The key bridge that collapsed in the northwest port city of Genoa last month, killing 43 people will not be reconstructed by Italy's biggest motorway operator Autostrade Italia but by wholly or part-owned state firms, transport minister Danilo Toninelli.
"That would be madness and disrespectful towards the victims," Toninelli told lawmakers.
"The rebuilding will be carried out by a company that is prevalently or wholly public, which has the necessary technical capabilities," he said.
Toninelli underlined that the government was determined to revoke concessions held by Autostrade Italia to run toll highways after Genoa's Morandi bridge collapsed in mid-August.
The populist government will draw up new rules for the concession of the nation’s motorways, obliging the company operating the toll highways to reinvest most of their profits in renovating the network, Toninelli said.

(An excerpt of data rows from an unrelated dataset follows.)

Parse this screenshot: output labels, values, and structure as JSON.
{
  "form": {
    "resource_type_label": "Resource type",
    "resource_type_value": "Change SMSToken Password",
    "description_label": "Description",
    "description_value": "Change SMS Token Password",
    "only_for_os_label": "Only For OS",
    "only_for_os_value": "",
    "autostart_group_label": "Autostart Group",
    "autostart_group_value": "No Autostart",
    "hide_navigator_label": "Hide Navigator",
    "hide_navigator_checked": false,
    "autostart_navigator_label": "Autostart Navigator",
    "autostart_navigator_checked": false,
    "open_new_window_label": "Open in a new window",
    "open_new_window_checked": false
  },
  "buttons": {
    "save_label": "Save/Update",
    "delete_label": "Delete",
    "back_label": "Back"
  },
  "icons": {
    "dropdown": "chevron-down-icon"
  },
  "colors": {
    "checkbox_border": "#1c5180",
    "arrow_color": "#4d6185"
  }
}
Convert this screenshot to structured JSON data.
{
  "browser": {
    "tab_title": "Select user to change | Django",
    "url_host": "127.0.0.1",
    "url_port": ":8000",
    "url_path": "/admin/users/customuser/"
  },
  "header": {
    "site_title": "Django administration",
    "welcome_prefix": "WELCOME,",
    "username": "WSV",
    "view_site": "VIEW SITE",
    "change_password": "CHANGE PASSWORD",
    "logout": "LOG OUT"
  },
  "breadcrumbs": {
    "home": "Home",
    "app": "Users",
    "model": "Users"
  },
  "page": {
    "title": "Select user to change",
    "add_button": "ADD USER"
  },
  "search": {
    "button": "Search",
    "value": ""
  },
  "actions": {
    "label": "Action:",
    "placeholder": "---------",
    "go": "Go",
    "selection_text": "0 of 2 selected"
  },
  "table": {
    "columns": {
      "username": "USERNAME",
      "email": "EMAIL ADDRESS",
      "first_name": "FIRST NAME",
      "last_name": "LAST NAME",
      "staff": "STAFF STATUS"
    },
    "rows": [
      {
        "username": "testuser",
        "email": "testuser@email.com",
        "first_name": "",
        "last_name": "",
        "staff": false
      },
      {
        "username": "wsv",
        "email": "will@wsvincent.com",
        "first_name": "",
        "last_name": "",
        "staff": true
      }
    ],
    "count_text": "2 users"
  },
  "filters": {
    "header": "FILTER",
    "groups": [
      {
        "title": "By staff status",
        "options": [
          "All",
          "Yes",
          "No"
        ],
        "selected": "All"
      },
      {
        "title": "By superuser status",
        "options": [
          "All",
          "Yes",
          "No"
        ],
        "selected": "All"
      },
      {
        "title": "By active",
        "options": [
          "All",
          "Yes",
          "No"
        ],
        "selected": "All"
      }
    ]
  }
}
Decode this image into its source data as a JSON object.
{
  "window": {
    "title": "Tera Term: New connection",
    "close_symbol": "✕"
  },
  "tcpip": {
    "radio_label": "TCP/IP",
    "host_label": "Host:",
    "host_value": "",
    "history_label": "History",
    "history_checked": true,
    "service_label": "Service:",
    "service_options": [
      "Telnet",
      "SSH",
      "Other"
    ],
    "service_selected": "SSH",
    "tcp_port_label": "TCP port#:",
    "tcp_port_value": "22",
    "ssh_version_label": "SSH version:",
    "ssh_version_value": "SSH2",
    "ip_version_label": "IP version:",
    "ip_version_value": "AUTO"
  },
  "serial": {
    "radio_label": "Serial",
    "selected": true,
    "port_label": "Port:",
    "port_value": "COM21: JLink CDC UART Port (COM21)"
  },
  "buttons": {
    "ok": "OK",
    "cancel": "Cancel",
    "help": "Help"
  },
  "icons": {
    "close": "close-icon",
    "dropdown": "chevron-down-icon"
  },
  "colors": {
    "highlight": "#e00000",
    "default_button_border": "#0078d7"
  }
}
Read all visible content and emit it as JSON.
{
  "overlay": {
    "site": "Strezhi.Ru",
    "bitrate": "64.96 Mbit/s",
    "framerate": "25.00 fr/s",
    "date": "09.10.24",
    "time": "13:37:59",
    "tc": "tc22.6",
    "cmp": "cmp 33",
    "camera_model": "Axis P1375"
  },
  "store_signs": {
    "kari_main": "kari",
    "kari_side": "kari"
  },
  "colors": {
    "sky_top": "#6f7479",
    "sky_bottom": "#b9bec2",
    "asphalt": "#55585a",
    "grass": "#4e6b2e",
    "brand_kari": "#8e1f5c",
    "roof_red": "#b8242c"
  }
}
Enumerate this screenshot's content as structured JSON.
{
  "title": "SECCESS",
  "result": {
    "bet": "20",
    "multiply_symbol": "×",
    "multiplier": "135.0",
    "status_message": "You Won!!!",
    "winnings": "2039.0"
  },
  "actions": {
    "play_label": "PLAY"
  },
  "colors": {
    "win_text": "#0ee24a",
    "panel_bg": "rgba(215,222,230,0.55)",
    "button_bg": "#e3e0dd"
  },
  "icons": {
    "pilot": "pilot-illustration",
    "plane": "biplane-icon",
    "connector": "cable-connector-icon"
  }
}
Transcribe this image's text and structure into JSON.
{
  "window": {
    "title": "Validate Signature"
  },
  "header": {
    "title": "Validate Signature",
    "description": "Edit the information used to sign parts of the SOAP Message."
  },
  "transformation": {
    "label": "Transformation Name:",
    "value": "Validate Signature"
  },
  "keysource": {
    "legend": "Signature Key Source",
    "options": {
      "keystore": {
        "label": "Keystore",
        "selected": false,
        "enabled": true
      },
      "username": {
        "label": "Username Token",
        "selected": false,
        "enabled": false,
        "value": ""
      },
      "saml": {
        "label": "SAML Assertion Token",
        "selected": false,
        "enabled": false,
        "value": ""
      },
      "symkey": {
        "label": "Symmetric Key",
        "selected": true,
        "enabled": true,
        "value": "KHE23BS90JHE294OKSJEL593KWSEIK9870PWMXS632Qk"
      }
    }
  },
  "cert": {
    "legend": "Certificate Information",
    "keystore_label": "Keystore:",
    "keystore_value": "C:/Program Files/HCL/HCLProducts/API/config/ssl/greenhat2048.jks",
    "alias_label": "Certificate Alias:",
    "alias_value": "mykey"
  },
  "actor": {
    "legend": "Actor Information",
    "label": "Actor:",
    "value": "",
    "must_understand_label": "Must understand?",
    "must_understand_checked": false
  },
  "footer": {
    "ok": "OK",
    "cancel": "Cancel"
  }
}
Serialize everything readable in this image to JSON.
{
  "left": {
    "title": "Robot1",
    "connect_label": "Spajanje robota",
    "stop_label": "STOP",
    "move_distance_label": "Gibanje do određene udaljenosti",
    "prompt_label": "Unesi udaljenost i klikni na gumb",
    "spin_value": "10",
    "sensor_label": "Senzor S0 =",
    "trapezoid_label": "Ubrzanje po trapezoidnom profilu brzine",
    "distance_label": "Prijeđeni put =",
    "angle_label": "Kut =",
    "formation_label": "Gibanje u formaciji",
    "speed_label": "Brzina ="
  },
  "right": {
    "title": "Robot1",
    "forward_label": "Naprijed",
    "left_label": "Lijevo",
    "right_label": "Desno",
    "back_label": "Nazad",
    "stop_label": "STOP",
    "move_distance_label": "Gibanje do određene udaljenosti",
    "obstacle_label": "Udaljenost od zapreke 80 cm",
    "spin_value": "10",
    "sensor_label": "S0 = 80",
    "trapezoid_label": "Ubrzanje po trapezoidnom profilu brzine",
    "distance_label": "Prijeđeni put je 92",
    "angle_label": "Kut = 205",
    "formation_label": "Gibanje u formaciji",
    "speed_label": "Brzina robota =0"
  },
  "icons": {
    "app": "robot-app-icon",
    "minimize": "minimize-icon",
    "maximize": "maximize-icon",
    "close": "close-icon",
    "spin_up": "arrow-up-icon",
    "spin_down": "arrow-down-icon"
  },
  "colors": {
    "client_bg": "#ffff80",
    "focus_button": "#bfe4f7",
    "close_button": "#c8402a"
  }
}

"From now on, all concessions, public or private will be required to reinvest a large part of their profits in modernising the infrastructure they operate. The must understand that infrastructure is not a source of private gain but is a public good," he stated.
A Genoa court has been tasked with finding out why a 200 metre section of the 51-year-old bridge came down on 14 August, sending dozens of vehicles plunging 50 metres to the ground below.
The government accuses Autostrade Italia of failing to invest properly in maintaining the bridge, claims which the privately owned company has denied. The government also wants Autostrade Italia to foot the bill for the new bridge.